Thursday, August 14, 2014

Finding Vivian Maier (movie review)

One might imagine I felt drawn to Vivian as I share her obsession with "street photography" as they call it, though I more call it "National Geographic photography" when thinking about it to myself.

The controversy about her accent seems easily resolved:  you could call it "affected" as she went to France only later to discover her ancestral roots.  Adopting those roots and owning them was wise on many levels, including in the practical sense that upper middle class people still sucker to this day for that "European nanny" jazz (though these days the Philippines is the new Europe).  It pays to have a French accent when you're in the nanny business, and she had to learn hers late in life.

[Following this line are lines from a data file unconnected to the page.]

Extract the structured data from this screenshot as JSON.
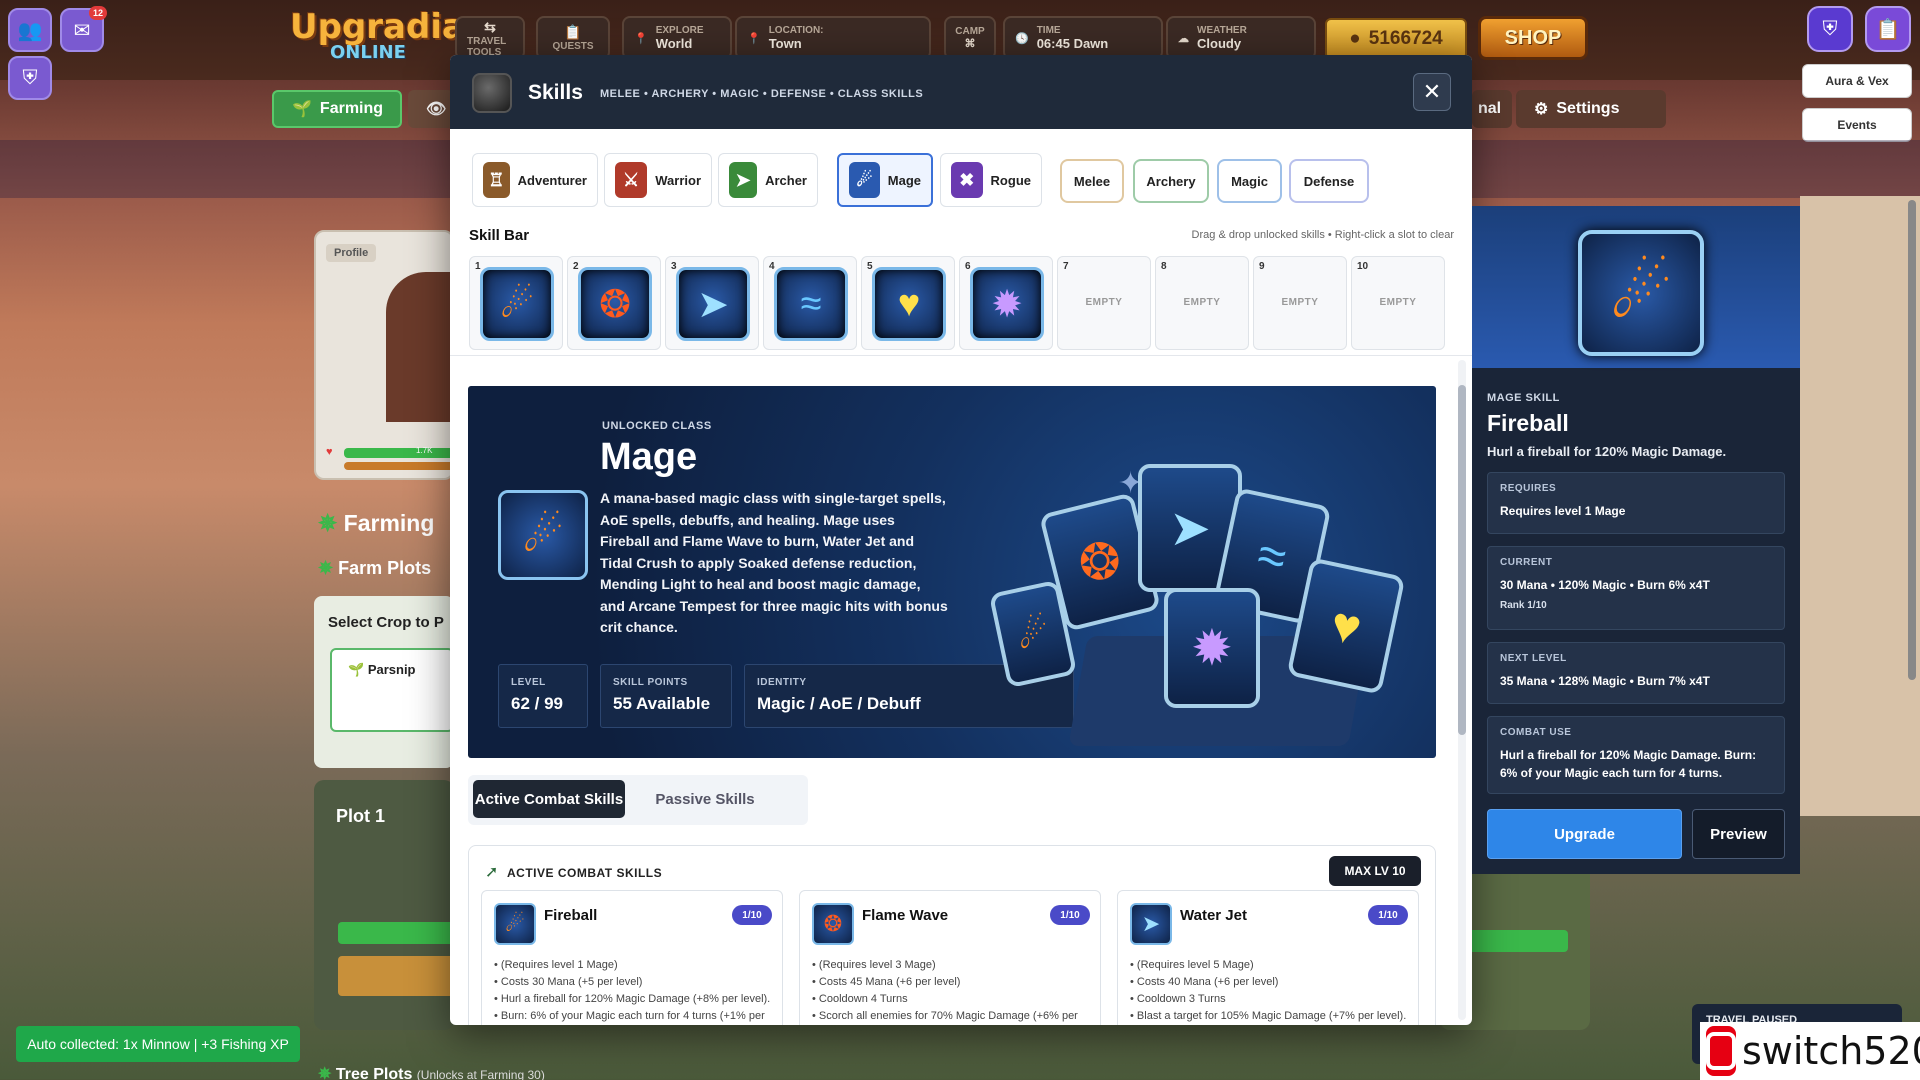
{
  "hud": {
    "logo_top": "Upgradia",
    "logo_bottom": "ONLINE",
    "travel_label": "TRAVEL TOOLS",
    "quests_label": "QUESTS",
    "explore_label": "EXPLORE",
    "explore_value": "World",
    "location_label": "LOCATION:",
    "location_value": "Town",
    "camp_label": "CAMP",
    "time_label": "TIME",
    "time_value": "06:45 Dawn",
    "weather_label": "WEATHER",
    "weather_value": "Cloudy",
    "coins": "5166724",
    "shop": "SHOP",
    "mail_badge": "12"
  },
  "nav": {
    "farming": "Farming",
    "settings": "Settings",
    "hidden_tab_fragment": "nal"
  },
  "side_buttons": {
    "aura": "Aura & Vex",
    "events": "Events"
  },
  "background": {
    "profile_label": "Profile",
    "farming_title": "Farming",
    "farm_plots": "Farm Plots",
    "select_crop": "Select Crop to P",
    "parsnip": "Parsnip",
    "plot1": "Plot 1",
    "tree_plots": "Tree Plots",
    "tree_unlock": "(Unlocks at Farming 30)",
    "hp_value": "1.7K"
  },
  "modal": {
    "title": "Skills",
    "subtitle": "MELEE • ARCHERY • MAGIC • DEFENSE • CLASS SKILLS",
    "class_tabs": [
      {
        "label": "Adventurer",
        "icon": "adventurer-icon",
        "color": "#8a5a2a"
      },
      {
        "label": "Warrior",
        "icon": "warrior-icon",
        "color": "#b03a2a"
      },
      {
        "label": "Archer",
        "icon": "archer-icon",
        "color": "#3a8a3a"
      },
      {
        "label": "Mage",
        "icon": "mage-icon",
        "color": "#2a5ab0"
      },
      {
        "label": "Rogue",
        "icon": "rogue-icon",
        "color": "#6a3ab0"
      }
    ],
    "active_class": "Mage",
    "filters": [
      "Melee",
      "Archery",
      "Magic",
      "Defense"
    ],
    "skill_bar_label": "Skill Bar",
    "skill_bar_hint": "Drag & drop unlocked skills • Right-click a slot to clear",
    "slots": [
      {
        "num": "1",
        "skill": "fireball-icon"
      },
      {
        "num": "2",
        "skill": "flame-wave-icon"
      },
      {
        "num": "3",
        "skill": "water-jet-icon"
      },
      {
        "num": "4",
        "skill": "tidal-crush-icon"
      },
      {
        "num": "5",
        "skill": "mending-light-icon"
      },
      {
        "num": "6",
        "skill": "arcane-tempest-icon"
      },
      {
        "num": "7",
        "empty": "EMPTY"
      },
      {
        "num": "8",
        "empty": "EMPTY"
      },
      {
        "num": "9",
        "empty": "EMPTY"
      },
      {
        "num": "10",
        "empty": "EMPTY"
      }
    ],
    "banner": {
      "tag": "UNLOCKED CLASS",
      "name": "Mage",
      "description": "A mana-based magic class with single-target spells, AoE spells, debuffs, and healing. Mage uses Fireball and Flame Wave to burn, Water Jet and Tidal Crush to apply Soaked defense reduction, Mending Light to heal and boost magic damage, and Arcane Tempest for three magic hits with bonus crit chance.",
      "level_label": "LEVEL",
      "level_value": "62 / 99",
      "sp_label": "SKILL POINTS",
      "sp_value": "55 Available",
      "identity_label": "IDENTITY",
      "identity_value": "Magic / AoE / Debuff"
    },
    "subtabs": {
      "active": "Active Combat Skills",
      "passive": "Passive Skills"
    },
    "active_section": {
      "heading": "ACTIVE COMBAT SKILLS",
      "max_level": "MAX LV 10",
      "cards": [
        {
          "name": "Fireball",
          "rank": "1/10",
          "lines": [
            "(Requires level 1 Mage)",
            "Costs 30 Mana (+5 per level)",
            "Hurl a fireball for 120% Magic Damage (+8% per level).",
            "Burn: 6% of your Magic each turn for 4 turns (+1% per"
          ]
        },
        {
          "name": "Flame Wave",
          "rank": "1/10",
          "lines": [
            "(Requires level 3 Mage)",
            "Costs 45 Mana (+6 per level)",
            "Cooldown 4 Turns",
            "Scorch all enemies for 70% Magic Damage (+6% per"
          ]
        },
        {
          "name": "Water Jet",
          "rank": "1/10",
          "lines": [
            "(Requires level 5 Mage)",
            "Costs 40 Mana (+6 per level)",
            "Cooldown 3 Turns",
            "Blast a target for 105% Magic Damage (+7% per level)."
          ]
        }
      ]
    }
  },
  "detail": {
    "tag": "MAGE SKILL",
    "name": "Fireball",
    "desc": "Hurl a fireball for 120% Magic Damage.",
    "requires_label": "REQUIRES",
    "requires_value": "Requires level 1 Mage",
    "current_label": "CURRENT",
    "current_value": "30 Mana • 120% Magic • Burn 6% x4T",
    "current_rank": "Rank 1/10",
    "next_label": "NEXT LEVEL",
    "next_value": "35 Mana • 128% Magic • Burn 7% x4T",
    "combat_label": "COMBAT USE",
    "combat_value": "Hurl a fireball for 120% Magic Damage. Burn: 6% of your Magic each turn for 4 turns.",
    "upgrade": "Upgrade",
    "preview": "Preview"
  },
  "toast": "Auto collected: 1x Minnow | +3 Fishing XP",
  "travel_paused": "TRAVEL PAUSED",
  "watermark": "switch520"
}
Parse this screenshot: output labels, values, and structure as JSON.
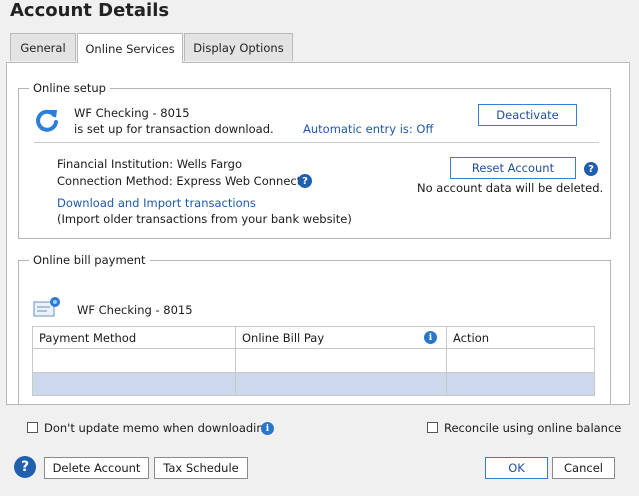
{
  "window": {
    "title": "Account Details"
  },
  "tabs": [
    {
      "label": "General"
    },
    {
      "label": "Online Services"
    },
    {
      "label": "Display Options"
    }
  ],
  "online_setup": {
    "legend": "Online setup",
    "account_name": "WF Checking - 8015",
    "status_text": "is set up for transaction download.",
    "auto_entry": "Automatic entry is: Off",
    "deactivate_label": "Deactivate",
    "fi_label": "Financial Institution: Wells Fargo",
    "connection_label": "Connection Method: Express Web Connect+",
    "download_link": "Download and Import transactions",
    "download_note": "(Import older transactions from your bank website)",
    "reset_label": "Reset Account",
    "reset_note": "No account data will be deleted."
  },
  "bill_payment": {
    "legend": "Online bill payment",
    "account_name": "WF Checking - 8015",
    "columns": [
      "Payment Method",
      "Online Bill Pay",
      "Action"
    ],
    "rows": [
      [
        "",
        "",
        ""
      ],
      [
        "",
        "",
        ""
      ]
    ]
  },
  "options": {
    "memo_label": "Don't update memo when downloading",
    "memo_checked": false,
    "reconcile_label": "Reconcile using online balance",
    "reconcile_checked": false
  },
  "footer": {
    "help_icon": "question-icon",
    "delete_label": "Delete Account",
    "tax_label": "Tax Schedule",
    "ok_label": "OK",
    "cancel_label": "Cancel"
  },
  "colors": {
    "accent": "#1e5aa8",
    "selected_row": "#cdd8ec",
    "button_border": "#3a7bd5"
  }
}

She had that kind of spy-like fly-on-the-wall existence that life behind a camera somewhat foments.  You get that distance, that "observer" mentality (to quote the est Training).  One is recording for posterity, spying as if for ETs, but really for the future, and it was just hugely fortuitous that John Maloof would acquire her property at auction to start, and do the requisite archeology.  He reminds people how fun it is to discover others, and that's just as viable a creative outlet as making a big show of oneself.  Reminds me of Trevor.

Indeed, he's being somewhat Vivianesque in playing the self effacing documentary maker.  People treat him with the respect of someone who's done some homework.  Vivian too, did a lot of homework, and came across as respect-worthy.  Her employers would have sensed that in wanting her to have parenting responsibilities vis-a-vis their own children.

Yes, developing film was messy, chemical, and a pain.  If you're a deeply private individual, as Vivian was, then piling up your negatives in good condition and putting them all in a time capsule, with some strategic letters, is not a bad strategy.   High risk, but at least doable.

Remember Bucky Fuller and his "chronofile":  to self document in that way added a dimension to his experiment "Guinea Pig B".

Vivian achieved her own kind of nirvana in morphing herself into one of the greatest street photographers in the age before we could just upload into the cloud.  Now I think she so resonates with people like me, the common garden variety camera buff, because we share the same fascination with street photography, and the technology to make it relatively painless.

Of course it helps that the pictures she took were really excellent.

As Linus Pauling said (paraphrase):  the secret to taking some really good pictures is to take a lot of them (as he said of "ideas").

This is a well-made documentary about an intriguing subject:  Mary Poppins meets Bridges of Madison County (OK, that's a stretch -- she doesn't meet anyone, but she does remind of Clint Eastwood).

Someone told me ahead of time she was "plain" and/or "homely" and if maybe that was why she had such a lonely life, the poor dear.  On the contrary, Vivian was photogenic and displayed a level of toughness that goes with the territory, if "street photography" is your game.

As for her supposed mental illness (yes, lots of paranoia, imagine today with Cyberia) and draconian child rearing techniques, lets remember this was spoiled upper middle class America and she was hired as a French nanny.

The role of the nanny was to be "bad cop" sometimes, giving parents a more "good cop" role, sparing them the need to use the rod (nanny was rod queen).

So sure, the little darlings had some PTSD under Mary Poppins, but who wouldn't under such a Scary Mary?  I'm sure Vivian could be intimidating when she needed to be but she didn't water board, lets be clear.  Hers was the wing of the OSS (or whatever spy service) that didn't torture, but maybe did stay out in the cold quite a bit.